What India did then is just as ordinary people do when they need desperate funds—gold ornaments locked in a corner of the house become the credit line. The local moneylender brokers the credit. In recent times, he has been replaced by non-banking financial companies (NBFCs) that give loans against gold. Because of Covid-19, two things happened. First, investments in gold went up but demand for physical gold crashed. As a CNBC report of October said: ‘Gold demand in India fell 30% in the previous quarter, but a sense of “cautious optimism” has returned to the market, according to the World Gold Council. India is one of the largest markets for gold. Jewelry demand in India between July to September fell 48% year-on-year to 52.8 tonnes from around 101.6 tonnes a year earlier, the organization said in a report. But demand for gold as an investment rose 52% to 33.8 tonnes on-year.’ But simultaneously, just how wise Indians are in their gold obsession became apparent when gold loans saw a huge uptick even as people faced problems getting other types of loans. A report by credit rating agency CRISIL said it had doubled. It quoted Krishnan Sitaraman, Senior Director, CRISIL Ratings: “Unlike other asset classes, gold loan has not faced major issues in collection and disbursement, or re-pledge of loans, barring in the stringent lockdown phase in April and May. With many NBFCs facing collection challenges and a likely increase in delinquencies, fresh disbursements, especially to the MSME and unsecured loan segments, have remained low. Consequently, gold-loan financiers are expected to benefit. Preliminary estimates indicate that gold loan disbursements, including re-pledge, at NBFCs have more than doubled sequentially in the second quarter of this fiscal.”
Even temples, strapped for cash owing to the lockdown, were turning to gold. Like the Travancore Devaswom Board which manages temples in Kerala, including the one at Sabarimala, the famous pilgrimage spot.
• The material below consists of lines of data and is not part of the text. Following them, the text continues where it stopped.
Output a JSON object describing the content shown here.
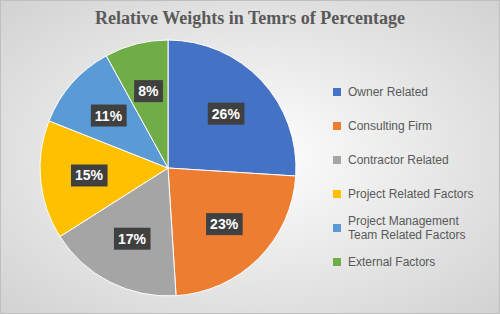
{
  "chart_data": {
    "type": "pie",
    "title": "Relative Weights in Temrs of Percentage",
    "categories": [
      "Owner Related",
      "Consulting Firm",
      "Contractor Related",
      "Project Related Factors",
      "Project Management Team Related Factors",
      "External Factors"
    ],
    "values": [
      26,
      23,
      17,
      15,
      11,
      8
    ],
    "value_labels": [
      "26%",
      "23%",
      "17%",
      "15%",
      "11%",
      "8%"
    ],
    "colors": [
      "#4472c4",
      "#ed7d31",
      "#a5a5a5",
      "#ffc000",
      "#5b9bd5",
      "#70ad47"
    ],
    "data_labels": true,
    "legend": "right"
  }
}
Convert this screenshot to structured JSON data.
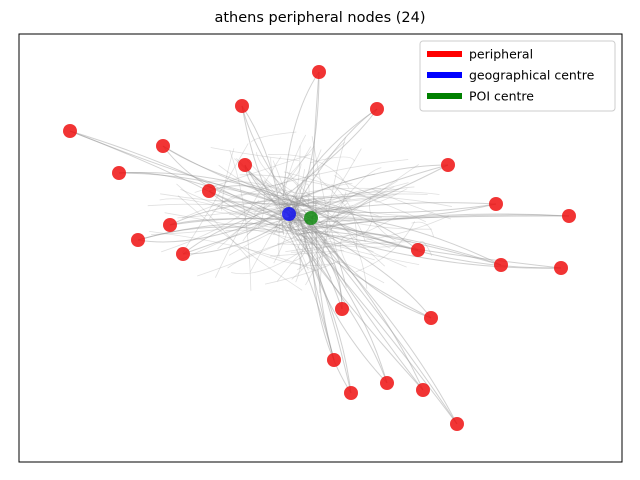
{
  "chart_data": {
    "type": "scatter",
    "title": "athens peripheral nodes (24)",
    "xlabel": "",
    "ylabel": "",
    "grid": false,
    "axis_ticks": false,
    "legend_position": "top-right",
    "legend": [
      {
        "label": "peripheral",
        "color": "#ff0000"
      },
      {
        "label": "geographical centre",
        "color": "#0000ff"
      },
      {
        "label": "POI centre",
        "color": "#008000"
      }
    ],
    "series": [
      {
        "name": "peripheral",
        "color": "#ee1111",
        "points": [
          [
            70,
            131
          ],
          [
            119,
            173
          ],
          [
            163,
            146
          ],
          [
            138,
            240
          ],
          [
            170,
            225
          ],
          [
            183,
            254
          ],
          [
            209,
            191
          ],
          [
            242,
            106
          ],
          [
            245,
            165
          ],
          [
            319,
            72
          ],
          [
            377,
            109
          ],
          [
            448,
            165
          ],
          [
            496,
            204
          ],
          [
            569,
            216
          ],
          [
            561,
            268
          ],
          [
            501,
            265
          ],
          [
            418,
            250
          ],
          [
            431,
            318
          ],
          [
            342,
            309
          ],
          [
            334,
            360
          ],
          [
            351,
            393
          ],
          [
            387,
            383
          ],
          [
            423,
            390
          ],
          [
            457,
            424
          ]
        ]
      },
      {
        "name": "geographical centre",
        "color": "#1111ee",
        "points": [
          [
            289,
            214
          ]
        ]
      },
      {
        "name": "POI centre",
        "color": "#118811",
        "points": [
          [
            311,
            218
          ]
        ]
      }
    ],
    "network_color": "#999999"
  }
}
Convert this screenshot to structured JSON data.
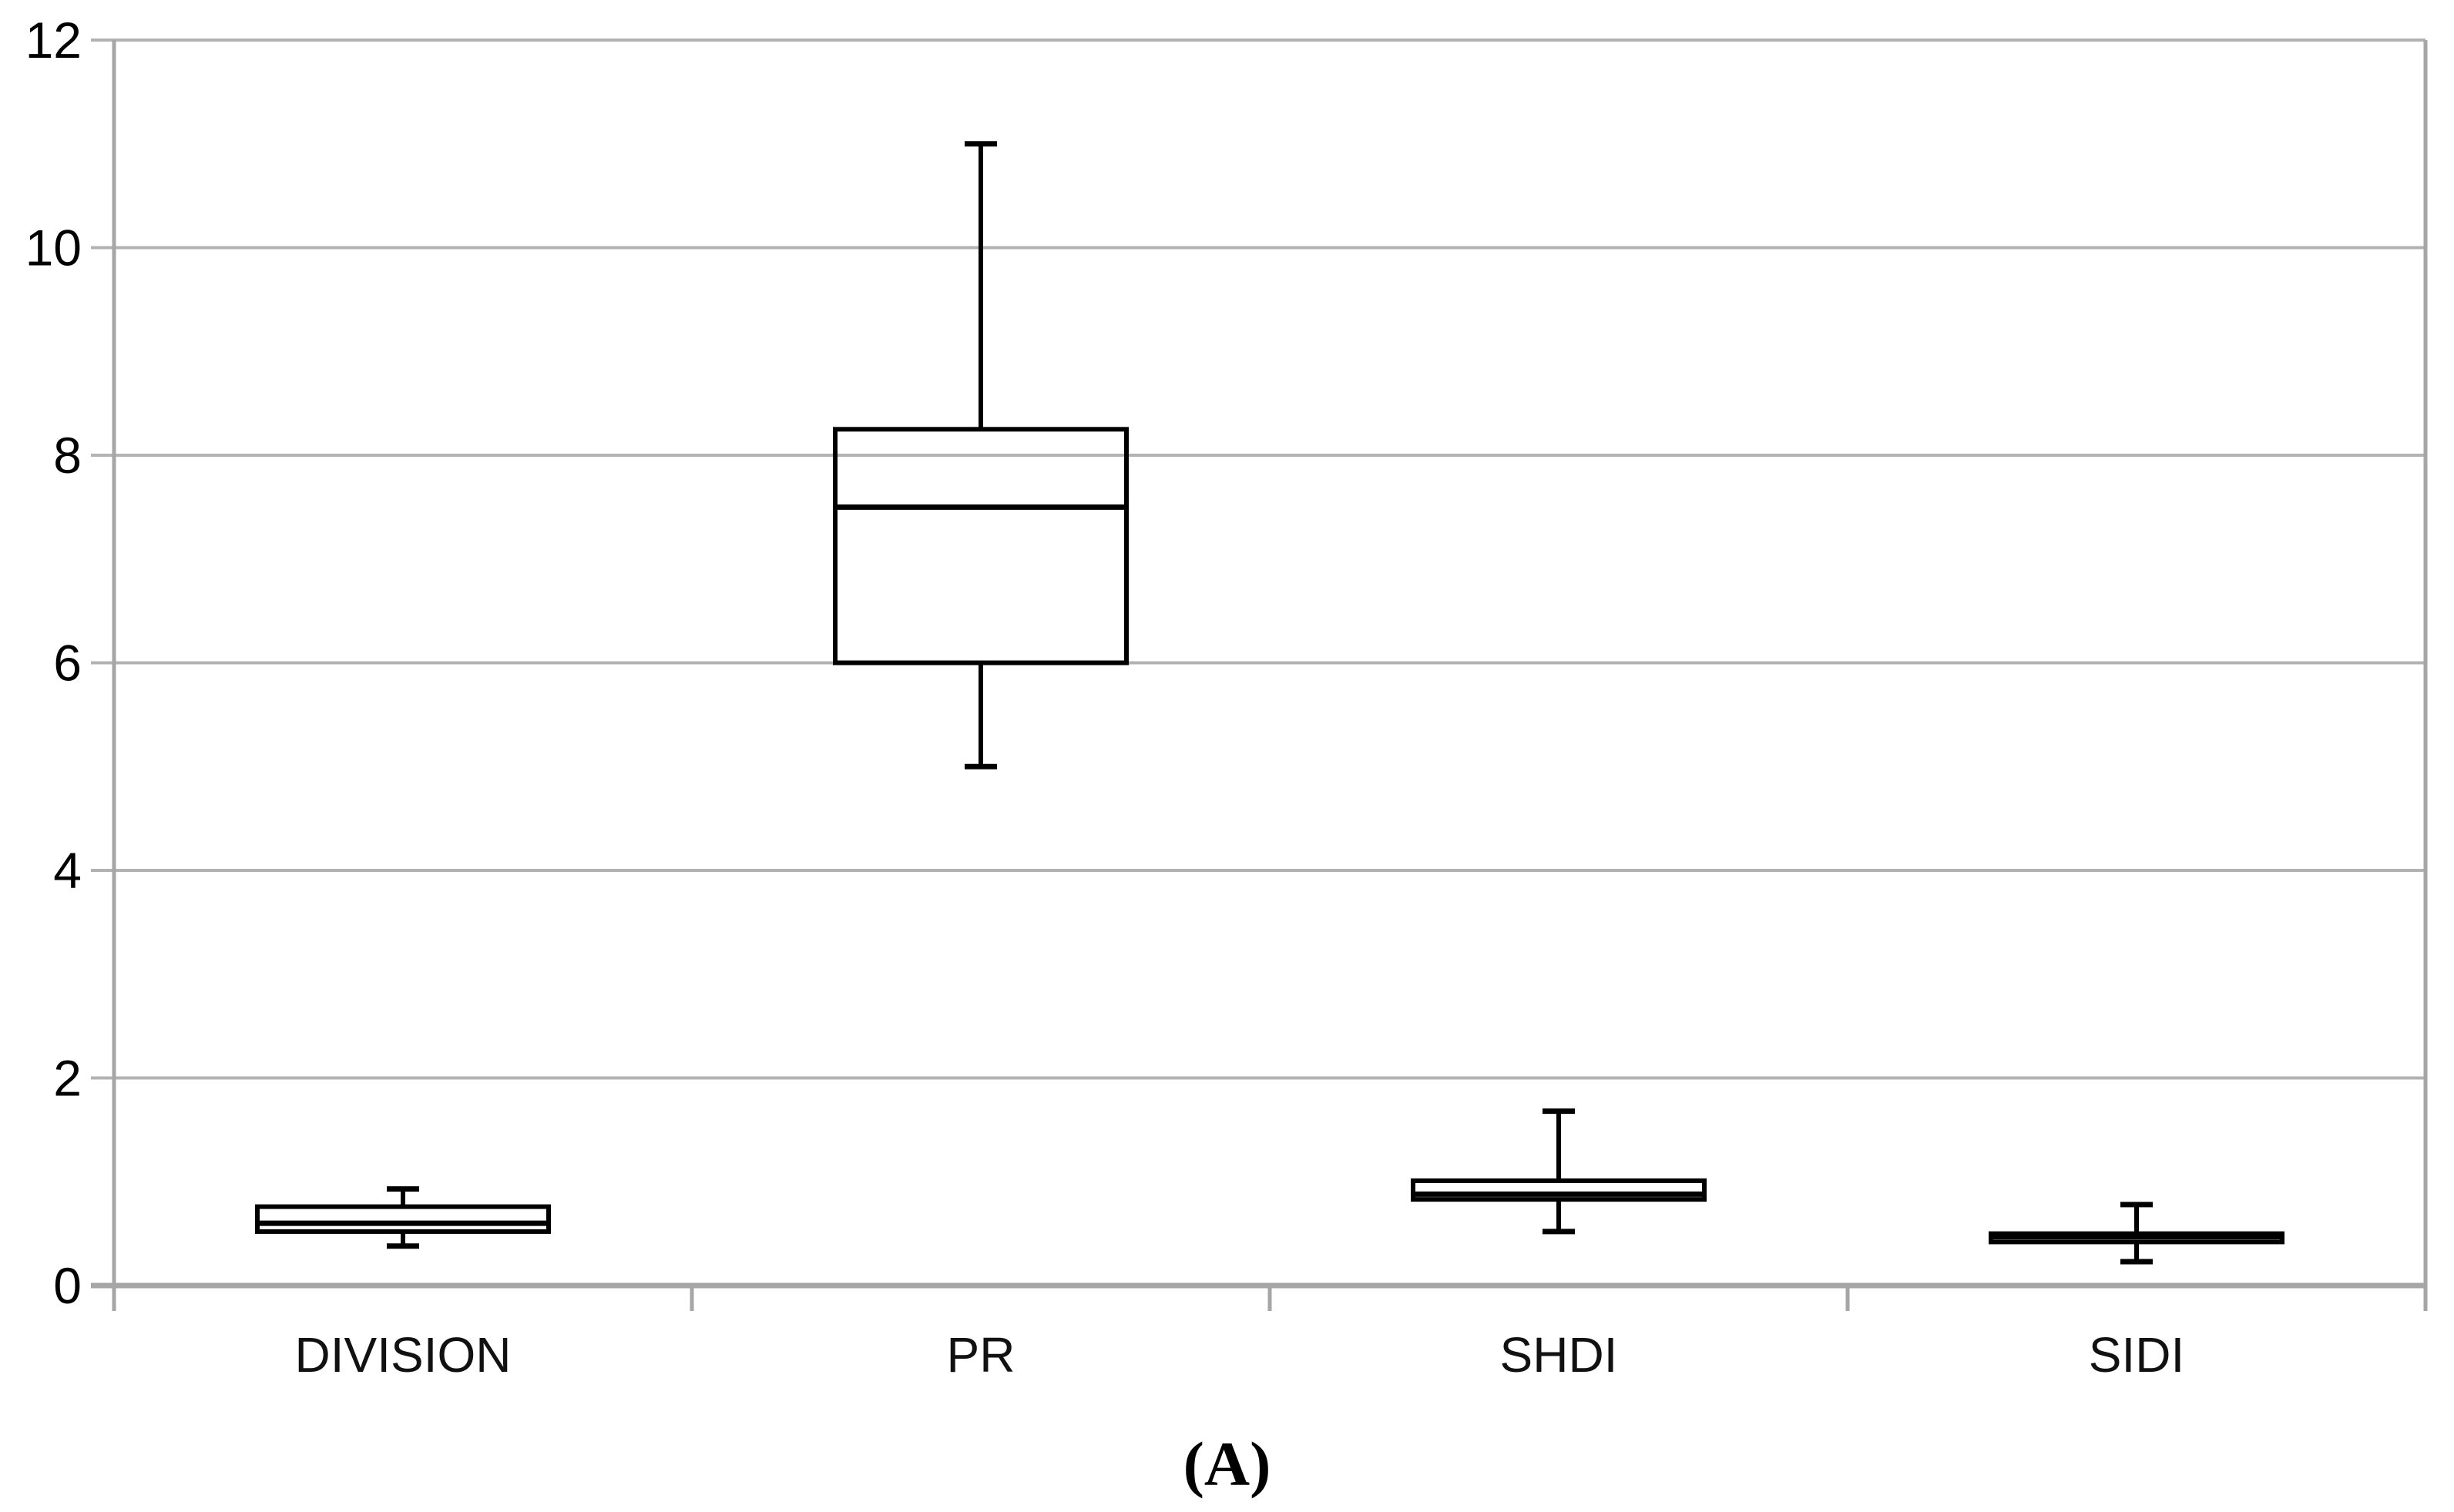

It is planning to convert its gold into money. The Deccan Herald reported: ‘Devaswom Board president N Vasu said that the stock taking of gold and silver was almost over and it would be deposited in RBI bonds after obtaining court’s permission. The interest from the money thus raised would be used for meeting the expenses of the temples. TDB sources said that since the gold received as offering was of different quality and forms, those were being melted and converted to bars for depositing in RBI bonds. The Guruvayur Sri Krishna Temple had earlier deposited gold with RBI.’ Gold remained the eternal back-up even for gods with a cash flow problem.